# Live plants suitable for fire bellied toads!



## Bradders100 (Feb 3, 2008)

Ok, so after a million bromeliads, I've discovered they do nothing but die x_x

I really want their tank looking amazing and all kitted out with live plants etc, but I have no idea what ones would work best!!!

Any help would be great tar 

:notworthy:


----------



## connor 1213 (Apr 6, 2009)

a couple of aquatic plants


----------



## Bradders100 (Feb 3, 2008)

Specific plants would be very useful

Thanks


----------



## jesuslovestheladies (Apr 30, 2008)

Might be asking the obvious here but are you using UV? if not they'l most likely require it.

other than that Bromeliads would more than likely get drowned in a Fire bellied toad tank, the only solution would be to plant them as epiphyte's.

Try devil's Ivy, thats probably more up your alley if you want a hardy nice looking water freindly yet terrestrial plant.


----------



## Bradders100 (Feb 3, 2008)

I'm not using UV no, the toads are right opposite my window so get quite abit of light during the day.

But yes, I do like ivy and was wandering if it could go in my tank!

Thanks


----------



## knighty (Feb 27, 2008)

Bradders100 said:


> I'm not using UV no


then you may strugle with most live plants



Bradders100 said:


> Ok, so after a million bromeliads, I've discovered they do nothing but die x_x


i disagree, my boomlaids are growing fab producing pup after pup, just need planting correctly and the right lighting.

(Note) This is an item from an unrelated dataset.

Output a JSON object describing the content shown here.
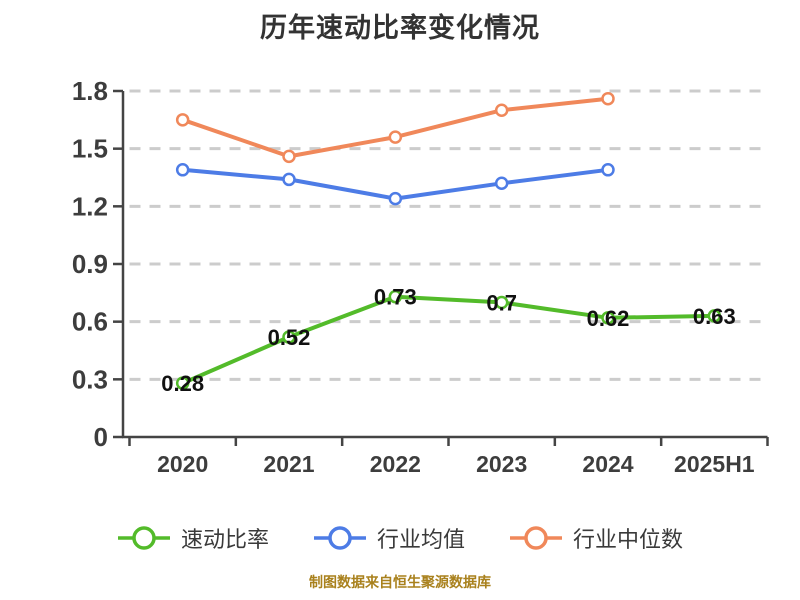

i would stick to fully aquatic plants in a FBT tank, try dartfrog or your local fish store


----------



## Bradders100 (Feb 3, 2008)

I work in a pet shop  So aquatic plants are easy to come by 

And I have a new tank and everything reserved ready to ppick up once i've been paid, so they will have a sexy new plnted out tank  with filtered water too ^^


----------



## knighty (Feb 27, 2008)

Bradders100 said:


> I work in a pet shop  So aquatic plants are easy to come by
> 
> And I have a new tank and everything reserved ready to ppick up once i've been paid, so they will have a sexy new plnted out tank  with filtered water too ^^


expect to see some pics soon


----------